Domain-mapping experiments using truncated HNRNPH1 constructs and co-immunoprecipitation with HNRNPH1 antibody can pinpoint specific regions responsible for interaction with viral proteins like NS1. Previous research has indicated that the RBD domain of NS1 and the RRM and NLS regions of HNRNPH1 may be critical interaction sites . Detailed mapping could inform the design of peptide inhibitors that disrupt virus-host protein interactions.
High-throughput screening approaches could identify small molecules that enhance HNRNPH1's antiviral activity. Following compound treatment, researchers can quantify HNRNPH1 expression and localization using the antibody in immunofluorescence or Western blot assays. Promising compounds would be those that upregulate HNRNPH1 expression or promote its interaction with viral factors in ways that inhibit viral replication.
For translational research, animal models of influenza infection could be utilized to assess whether modulating HNRNPH1 expression affects disease progression and viral clearance. HNRNPH1 antibody would be essential for confirming successful genetic manipulation or therapeutic intervention in these models.
Cross-viral studies should investigate whether HNRNPH1's antiviral properties extend beyond influenza to other RNA viruses. Since HNRNPH1 has demonstrated inhibitory effects on different IAV subtypes (H3N2 and H1N1) , broader antiviral potential is possible and could be explored using the antibody to track HNRNPH1 dynamics during infection with various viral pathogens.
Emerging technologies present exciting opportunities to expand HNRNPH1 antibody applications in cancer research contexts:
Single-cell proteomics approaches could leverage HNRNPH1 antibody to examine expression heterogeneity within tumors. Given HNRNPH1's upregulation in certain cancer contexts like chronic myeloid leukemia , mass cytometry (CyTOF) or imaging mass cytometry using metal-conjugated HNRNPH1 antibody could map expression patterns at single-cell resolution across tumor microenvironments, potentially identifying subpopulations with distinct HNRNPH1 expression profiles.
Proximity ligation assays (PLA) using HNRNPH1 antibody paired with antibodies against suspected interaction partners could visualize and quantify protein-protein interactions in situ within cancer tissues. This technique offers advantages over traditional co-immunoprecipitation by preserving spatial information and detecting transient interactions.

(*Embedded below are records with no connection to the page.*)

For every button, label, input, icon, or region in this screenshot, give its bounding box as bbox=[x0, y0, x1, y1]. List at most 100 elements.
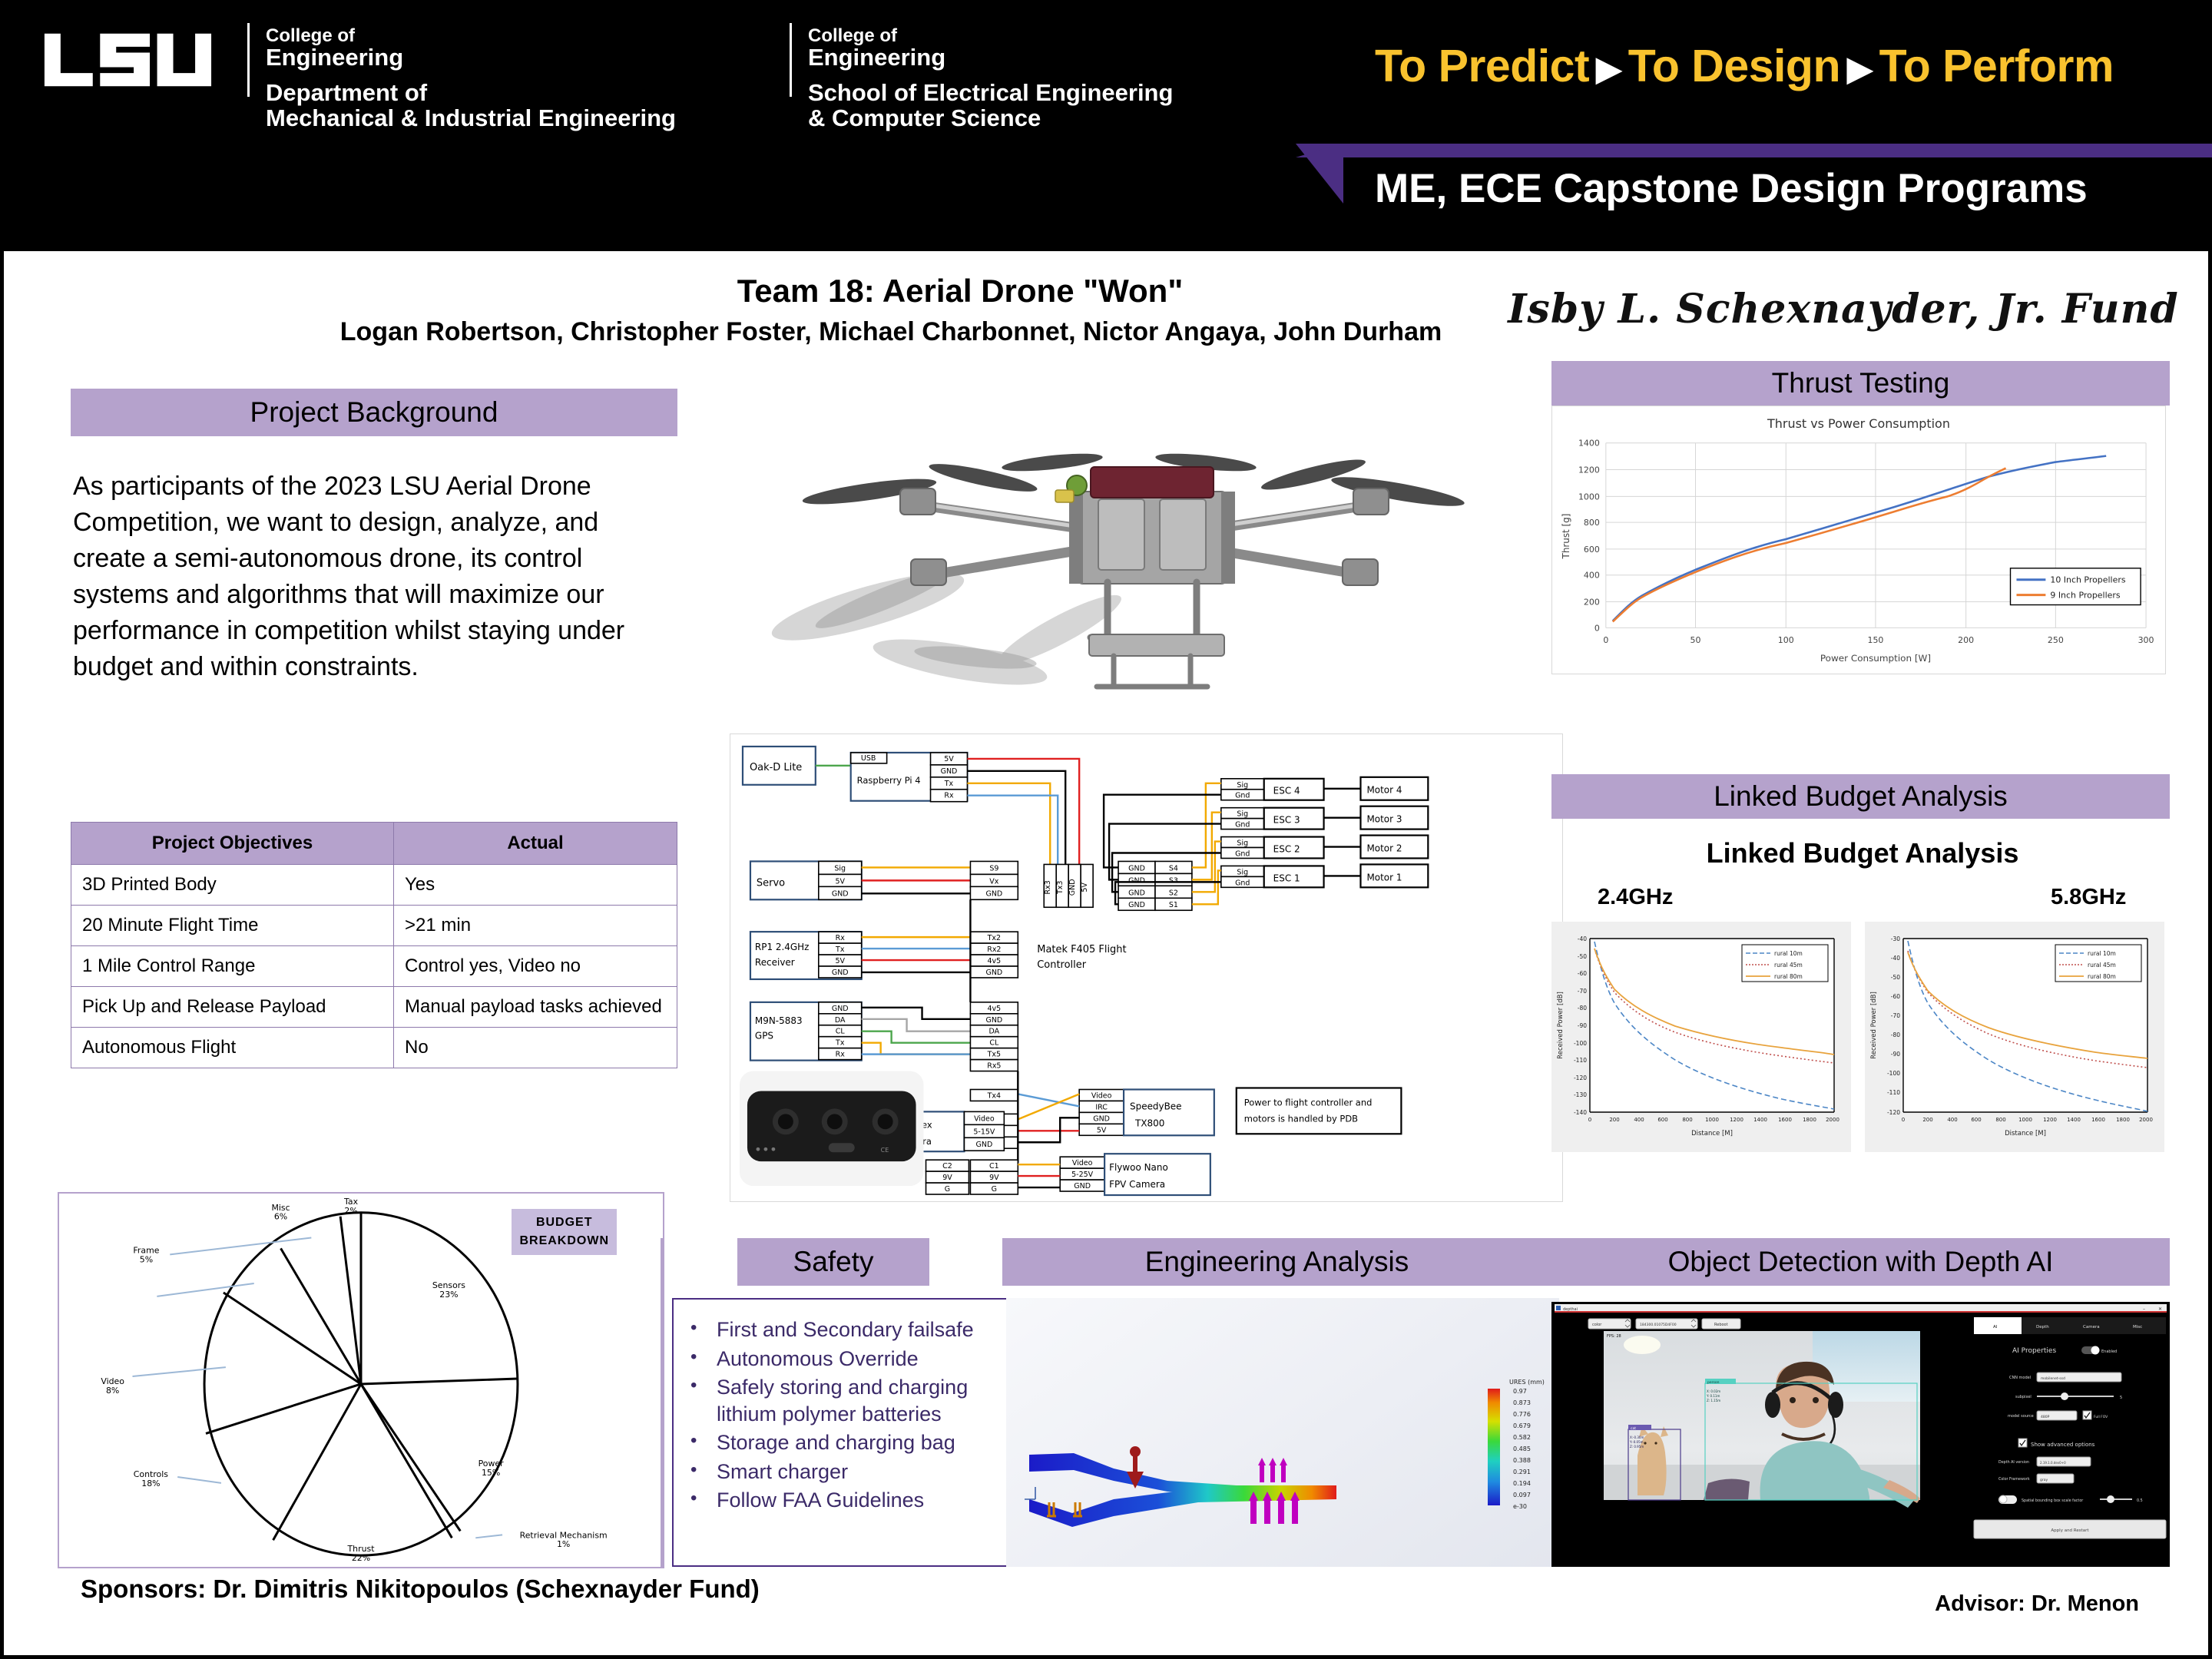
svg-text:Tx: Tx bbox=[835, 945, 845, 954]
wiring-note-line2: motors is handled by PDB bbox=[1244, 1113, 1358, 1124]
svg-text:0.582: 0.582 bbox=[1513, 1434, 1531, 1441]
svg-text:50: 50 bbox=[1690, 635, 1701, 645]
svg-text:-130: -130 bbox=[1574, 1091, 1587, 1098]
svg-text:Y:-0.05m: Y:-0.05m bbox=[1629, 1440, 1644, 1444]
lba-frequency-58: 5.8GHz bbox=[2051, 885, 2127, 909]
legend-9-inch: 9 Inch Propellers bbox=[2050, 591, 2120, 601]
svg-text:S1: S1 bbox=[1169, 901, 1178, 909]
apply-restart-button: Apply and Restart bbox=[2051, 1528, 2089, 1533]
thrust-chart-title: Thrust vs Power Consumption bbox=[1767, 416, 1950, 431]
block-oak-d-lite: Oak-D Lite bbox=[750, 762, 802, 773]
table-row: Pick Up and Release Payload Manual paylo… bbox=[71, 986, 677, 1028]
svg-text:GND: GND bbox=[985, 1016, 1002, 1025]
field-label-depthai-version: Depth AI version bbox=[1998, 1460, 2029, 1465]
block-receiver: RP1 2.4GHz bbox=[755, 942, 810, 952]
pie-value-controls: 18% bbox=[141, 1479, 160, 1488]
svg-text:1800: 1800 bbox=[2116, 1117, 2130, 1123]
safety-item-text: Storage and charging bag bbox=[717, 1431, 955, 1455]
safety-item-text: Smart charger bbox=[717, 1459, 849, 1483]
svg-text:Sig: Sig bbox=[1237, 810, 1248, 819]
tab-camera: Camera bbox=[2083, 1325, 2100, 1330]
unit-mie-deptname: Mechanical & Industrial Engineering bbox=[266, 104, 676, 132]
svg-text:Rx: Rx bbox=[944, 792, 954, 800]
svg-text:-120: -120 bbox=[1574, 1075, 1587, 1081]
svg-text:1400: 1400 bbox=[1753, 1117, 1767, 1123]
svg-text:-70: -70 bbox=[1891, 1012, 1900, 1019]
unit-mie-dept: Department of bbox=[266, 79, 428, 107]
svg-text:Sig: Sig bbox=[1237, 839, 1248, 848]
lba-chart-title: Linked Budget Analysis bbox=[1706, 837, 2019, 869]
svg-text:X:-0.30m: X:-0.30m bbox=[1630, 1435, 1644, 1439]
svg-text:200: 200 bbox=[1584, 598, 1600, 608]
unit-mie-engineering: Engineering bbox=[266, 44, 404, 71]
linked-budget-analysis: Linked Budget Analysis 2.4GHz 5.8GHz -40… bbox=[1551, 837, 2174, 1183]
svg-text:5-25V: 5-25V bbox=[1071, 1171, 1094, 1179]
budget-breakdown-title: BUDGET BREAKDOWN bbox=[512, 1209, 617, 1255]
header-divider-2 bbox=[790, 23, 792, 97]
unit-ece-college: College of bbox=[808, 25, 898, 46]
svg-text:0.97: 0.97 bbox=[1513, 1388, 1527, 1395]
object-detection-screenshot: depthai – ✕ color 184300.01075D4F00 Rebo… bbox=[1551, 1302, 2170, 1567]
svg-text:5-15V: 5-15V bbox=[973, 1128, 995, 1136]
svg-text:800: 800 bbox=[1682, 1117, 1692, 1123]
svg-text:Sig: Sig bbox=[1237, 868, 1248, 876]
list-item: • Follow FAA Guidelines bbox=[690, 1487, 1005, 1514]
svg-text:600: 600 bbox=[1971, 1117, 1981, 1123]
legend-10-inch: 10 Inch Propellers bbox=[2050, 575, 2125, 585]
col-objectives: Project Objectives bbox=[71, 822, 394, 865]
svg-text:GND: GND bbox=[1128, 889, 1145, 897]
value-spatial-scale: 0.5 bbox=[2137, 1498, 2143, 1503]
svg-text:Rx5: Rx5 bbox=[987, 1062, 1001, 1071]
svg-text:5V: 5V bbox=[944, 755, 954, 763]
svg-text:Rx3: Rx3 bbox=[1044, 880, 1052, 894]
tagline-predict: To Predict bbox=[1375, 41, 1590, 91]
svg-text:400: 400 bbox=[1634, 1117, 1644, 1123]
svg-text:Vx: Vx bbox=[989, 877, 998, 886]
svg-text:0.776: 0.776 bbox=[1513, 1411, 1531, 1418]
svg-text:GPS: GPS bbox=[755, 1031, 773, 1041]
field-value-color-framework: gray bbox=[2040, 1478, 2048, 1482]
block-flight-controller: Matek F405 Flight bbox=[1037, 944, 1126, 955]
svg-text:Controller: Controller bbox=[1037, 959, 1086, 971]
svg-text:-140: -140 bbox=[1574, 1109, 1587, 1116]
section-header-project-background: Project Background bbox=[71, 389, 677, 436]
objective-label: 20 Minute Flight Time bbox=[71, 905, 394, 946]
bullet-icon: • bbox=[690, 1488, 697, 1509]
safety-item-text: Safely storing and charging lithium poly… bbox=[717, 1376, 969, 1426]
svg-text:5V: 5V bbox=[1097, 1126, 1107, 1134]
panel-title-ai-properties: AI Properties bbox=[2012, 1347, 2056, 1355]
poster-canvas: College of Engineering Department of Mec… bbox=[0, 0, 2212, 1659]
svg-text:600: 600 bbox=[1657, 1117, 1667, 1123]
field-value-model-source: 480P bbox=[2041, 1415, 2050, 1419]
block-esc-4: ESC 4 bbox=[1273, 786, 1300, 796]
block-esc-2: ESC 2 bbox=[1273, 844, 1300, 855]
svg-text:Z: 1.15m: Z: 1.15m bbox=[1707, 1399, 1720, 1402]
list-item: • Autonomous Override bbox=[690, 1346, 1005, 1373]
svg-text:0: 0 bbox=[1588, 1117, 1591, 1123]
svg-text:Video: Video bbox=[974, 1114, 995, 1123]
svg-text:1400: 1400 bbox=[1578, 439, 1600, 449]
svg-text:DA: DA bbox=[835, 1016, 846, 1025]
svg-text:400: 400 bbox=[1584, 571, 1600, 581]
svg-text:Tx3: Tx3 bbox=[1056, 881, 1065, 895]
svg-text:Z: 0.95m: Z: 0.95m bbox=[1630, 1445, 1644, 1449]
objective-actual: Yes bbox=[393, 864, 677, 906]
safety-left-edge bbox=[661, 1238, 664, 1568]
block-esc-1: ESC 1 bbox=[1273, 873, 1300, 883]
objective-actual: No bbox=[393, 1027, 677, 1068]
svg-text:-120: -120 bbox=[1887, 1109, 1900, 1116]
pie-value-thrust: 22% bbox=[352, 1553, 370, 1563]
svg-text:Sig: Sig bbox=[1237, 781, 1248, 790]
svg-text:Y: 0.11m: Y: 0.11m bbox=[1706, 1394, 1720, 1398]
svg-text:Rx: Rx bbox=[836, 1051, 846, 1059]
block-flywoo: Flywoo Nano bbox=[1109, 1162, 1168, 1173]
lba58-xlabel: Distance [M] bbox=[2005, 1130, 2046, 1137]
fea-simulation-image: URES (mm) 0.97 0.873 0.776 0.679 0.582 0… bbox=[1006, 1298, 1559, 1567]
svg-text:0: 0 bbox=[1603, 635, 1608, 645]
poster-header: College of Engineering Department of Mec… bbox=[0, 0, 2212, 247]
svg-text:-40: -40 bbox=[1891, 955, 1900, 962]
svg-text:200: 200 bbox=[1922, 1117, 1932, 1123]
lba58-legend-10m: rural 10m bbox=[2088, 950, 2116, 957]
pie-value-misc: 6% bbox=[274, 1212, 287, 1222]
svg-text:0.388: 0.388 bbox=[1513, 1457, 1531, 1464]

CRISPR screening combined with HNRNPH1 antibody-based detection could identify genetic dependencies related to HNRNPH1 function in cancer cells. After CRISPR library infection, high-content imaging using fluorescently-labeled HNRNPH1 antibody could identify genes whose knockout alters HNRNPH1 expression, localization, or interaction patterns.

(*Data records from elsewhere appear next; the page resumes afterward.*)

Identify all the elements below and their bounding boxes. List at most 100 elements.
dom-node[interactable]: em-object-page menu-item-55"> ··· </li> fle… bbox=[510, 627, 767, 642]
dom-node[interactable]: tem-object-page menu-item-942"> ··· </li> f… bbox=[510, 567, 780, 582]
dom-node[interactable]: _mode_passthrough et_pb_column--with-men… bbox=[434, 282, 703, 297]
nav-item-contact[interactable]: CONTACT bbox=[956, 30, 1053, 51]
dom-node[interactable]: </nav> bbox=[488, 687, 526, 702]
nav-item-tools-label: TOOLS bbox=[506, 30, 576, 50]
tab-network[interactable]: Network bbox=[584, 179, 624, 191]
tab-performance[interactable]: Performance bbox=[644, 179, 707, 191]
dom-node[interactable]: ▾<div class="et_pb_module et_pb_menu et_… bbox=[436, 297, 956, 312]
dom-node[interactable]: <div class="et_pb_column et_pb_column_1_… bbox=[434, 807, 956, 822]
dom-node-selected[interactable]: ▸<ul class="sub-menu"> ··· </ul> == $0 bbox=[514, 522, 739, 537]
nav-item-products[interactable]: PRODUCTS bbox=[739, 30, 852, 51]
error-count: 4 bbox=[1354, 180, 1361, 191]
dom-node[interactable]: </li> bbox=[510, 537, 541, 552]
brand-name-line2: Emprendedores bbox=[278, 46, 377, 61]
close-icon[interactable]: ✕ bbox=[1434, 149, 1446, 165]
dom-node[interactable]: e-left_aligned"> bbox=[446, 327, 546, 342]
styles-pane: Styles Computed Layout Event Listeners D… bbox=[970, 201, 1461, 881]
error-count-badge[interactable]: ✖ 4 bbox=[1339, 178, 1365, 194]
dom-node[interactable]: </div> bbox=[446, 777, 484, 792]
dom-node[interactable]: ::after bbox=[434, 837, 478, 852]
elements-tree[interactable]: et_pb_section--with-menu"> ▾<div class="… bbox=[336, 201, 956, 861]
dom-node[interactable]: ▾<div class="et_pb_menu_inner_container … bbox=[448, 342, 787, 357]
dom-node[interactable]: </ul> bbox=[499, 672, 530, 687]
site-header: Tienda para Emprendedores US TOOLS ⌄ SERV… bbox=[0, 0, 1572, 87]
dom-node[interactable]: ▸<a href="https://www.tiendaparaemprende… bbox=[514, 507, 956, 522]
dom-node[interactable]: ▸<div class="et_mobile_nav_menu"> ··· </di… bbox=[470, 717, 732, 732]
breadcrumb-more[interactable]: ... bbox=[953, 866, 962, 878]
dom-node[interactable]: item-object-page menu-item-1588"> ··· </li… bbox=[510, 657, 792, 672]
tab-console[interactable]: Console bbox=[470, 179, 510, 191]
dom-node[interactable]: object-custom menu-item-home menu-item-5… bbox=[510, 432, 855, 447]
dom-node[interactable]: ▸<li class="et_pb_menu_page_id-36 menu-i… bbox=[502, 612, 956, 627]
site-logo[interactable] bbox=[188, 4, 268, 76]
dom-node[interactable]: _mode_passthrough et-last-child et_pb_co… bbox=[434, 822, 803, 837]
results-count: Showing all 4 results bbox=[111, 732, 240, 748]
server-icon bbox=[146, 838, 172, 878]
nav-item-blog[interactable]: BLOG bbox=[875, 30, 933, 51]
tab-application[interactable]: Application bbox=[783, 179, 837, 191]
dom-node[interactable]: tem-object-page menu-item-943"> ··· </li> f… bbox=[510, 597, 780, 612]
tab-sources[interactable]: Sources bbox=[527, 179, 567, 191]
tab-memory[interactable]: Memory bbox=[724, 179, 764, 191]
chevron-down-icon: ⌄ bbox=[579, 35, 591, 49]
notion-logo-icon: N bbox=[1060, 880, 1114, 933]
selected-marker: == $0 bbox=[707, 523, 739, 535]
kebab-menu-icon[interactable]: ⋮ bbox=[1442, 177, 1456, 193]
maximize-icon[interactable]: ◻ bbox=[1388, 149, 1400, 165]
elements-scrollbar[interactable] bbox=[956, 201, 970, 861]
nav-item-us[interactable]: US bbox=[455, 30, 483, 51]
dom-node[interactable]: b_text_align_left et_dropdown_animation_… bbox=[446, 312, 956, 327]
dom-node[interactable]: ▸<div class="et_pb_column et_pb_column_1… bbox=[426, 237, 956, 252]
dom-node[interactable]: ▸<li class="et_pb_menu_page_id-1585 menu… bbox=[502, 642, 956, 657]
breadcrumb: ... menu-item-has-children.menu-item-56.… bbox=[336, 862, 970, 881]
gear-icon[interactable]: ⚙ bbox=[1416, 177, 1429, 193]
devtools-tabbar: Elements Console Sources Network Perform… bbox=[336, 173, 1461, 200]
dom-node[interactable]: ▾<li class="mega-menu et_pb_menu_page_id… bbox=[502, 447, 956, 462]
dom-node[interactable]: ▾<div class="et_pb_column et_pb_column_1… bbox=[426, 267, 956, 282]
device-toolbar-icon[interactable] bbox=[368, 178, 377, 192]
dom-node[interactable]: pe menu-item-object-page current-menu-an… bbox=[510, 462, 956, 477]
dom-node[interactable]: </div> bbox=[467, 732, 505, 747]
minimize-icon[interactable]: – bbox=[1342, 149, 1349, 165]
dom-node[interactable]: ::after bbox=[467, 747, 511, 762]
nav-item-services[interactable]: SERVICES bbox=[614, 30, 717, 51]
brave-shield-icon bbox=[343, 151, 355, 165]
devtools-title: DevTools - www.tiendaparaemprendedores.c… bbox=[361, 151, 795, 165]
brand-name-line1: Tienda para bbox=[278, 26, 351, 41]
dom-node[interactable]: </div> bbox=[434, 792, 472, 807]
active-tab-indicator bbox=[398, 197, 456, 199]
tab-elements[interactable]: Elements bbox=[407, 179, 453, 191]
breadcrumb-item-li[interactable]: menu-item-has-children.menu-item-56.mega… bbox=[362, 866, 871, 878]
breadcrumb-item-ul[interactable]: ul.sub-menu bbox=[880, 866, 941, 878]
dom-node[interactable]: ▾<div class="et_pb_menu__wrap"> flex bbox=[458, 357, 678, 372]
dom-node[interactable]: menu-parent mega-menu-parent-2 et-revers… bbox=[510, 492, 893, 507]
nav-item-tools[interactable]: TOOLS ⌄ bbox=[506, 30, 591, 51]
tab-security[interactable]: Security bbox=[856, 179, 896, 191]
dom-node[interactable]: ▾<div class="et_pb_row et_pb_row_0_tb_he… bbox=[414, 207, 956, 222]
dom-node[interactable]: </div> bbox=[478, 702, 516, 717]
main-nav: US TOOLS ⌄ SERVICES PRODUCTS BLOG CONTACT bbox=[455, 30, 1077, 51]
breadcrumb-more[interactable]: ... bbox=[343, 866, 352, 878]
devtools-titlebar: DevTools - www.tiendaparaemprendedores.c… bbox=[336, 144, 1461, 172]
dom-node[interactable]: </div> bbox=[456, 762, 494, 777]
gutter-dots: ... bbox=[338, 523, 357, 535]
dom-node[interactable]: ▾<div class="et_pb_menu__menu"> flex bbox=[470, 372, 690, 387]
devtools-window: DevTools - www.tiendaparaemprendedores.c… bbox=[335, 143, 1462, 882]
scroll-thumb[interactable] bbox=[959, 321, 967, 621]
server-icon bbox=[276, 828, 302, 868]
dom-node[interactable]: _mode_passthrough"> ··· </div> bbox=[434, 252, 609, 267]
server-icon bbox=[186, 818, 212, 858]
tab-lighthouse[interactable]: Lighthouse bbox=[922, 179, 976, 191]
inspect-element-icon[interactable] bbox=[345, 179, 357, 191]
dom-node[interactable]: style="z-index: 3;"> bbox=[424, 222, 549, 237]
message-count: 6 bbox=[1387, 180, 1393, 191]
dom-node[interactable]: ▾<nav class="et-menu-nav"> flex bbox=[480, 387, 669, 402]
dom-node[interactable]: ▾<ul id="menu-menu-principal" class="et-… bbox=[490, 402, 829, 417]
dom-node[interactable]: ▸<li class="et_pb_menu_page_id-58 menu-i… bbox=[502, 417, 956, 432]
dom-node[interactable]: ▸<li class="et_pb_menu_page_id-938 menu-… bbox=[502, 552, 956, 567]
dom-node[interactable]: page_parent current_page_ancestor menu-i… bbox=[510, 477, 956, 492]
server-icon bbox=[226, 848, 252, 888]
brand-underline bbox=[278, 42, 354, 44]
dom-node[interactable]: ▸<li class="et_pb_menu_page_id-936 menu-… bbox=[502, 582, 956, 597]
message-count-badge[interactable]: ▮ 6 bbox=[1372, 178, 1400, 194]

Spatial transcriptomics paired with HNRNPH1 immunofluorescence could correlate HNRNPH1 protein expression with local transcriptional programs in tumor sections. This integrated approach would provide insights into how HNRNPH1's RNA processing functions shape the transcriptional landscape within specific tumor regions.
Liquid biopsy applications might utilize HNRNPH1 antibody to detect cancer-derived extracellular vesicles (EVs). If HNRNPH1 is packaged into cancer-derived EVs, immunocapture using the antibody followed by molecular profiling could provide minimally invasive biomarkers for cancers where HNRNPH1 plays a significant role.
Patient-derived organoid models could be characterized for HNRNPH1 expression using the antibody, then subjected to functional studies through genetic manipulation or drug treatment. This approach would bridge the gap between cell line research and clinical applications, potentially identifying patient subgroups likely to benefit from therapies targeting HNRNPH1-dependent pathways.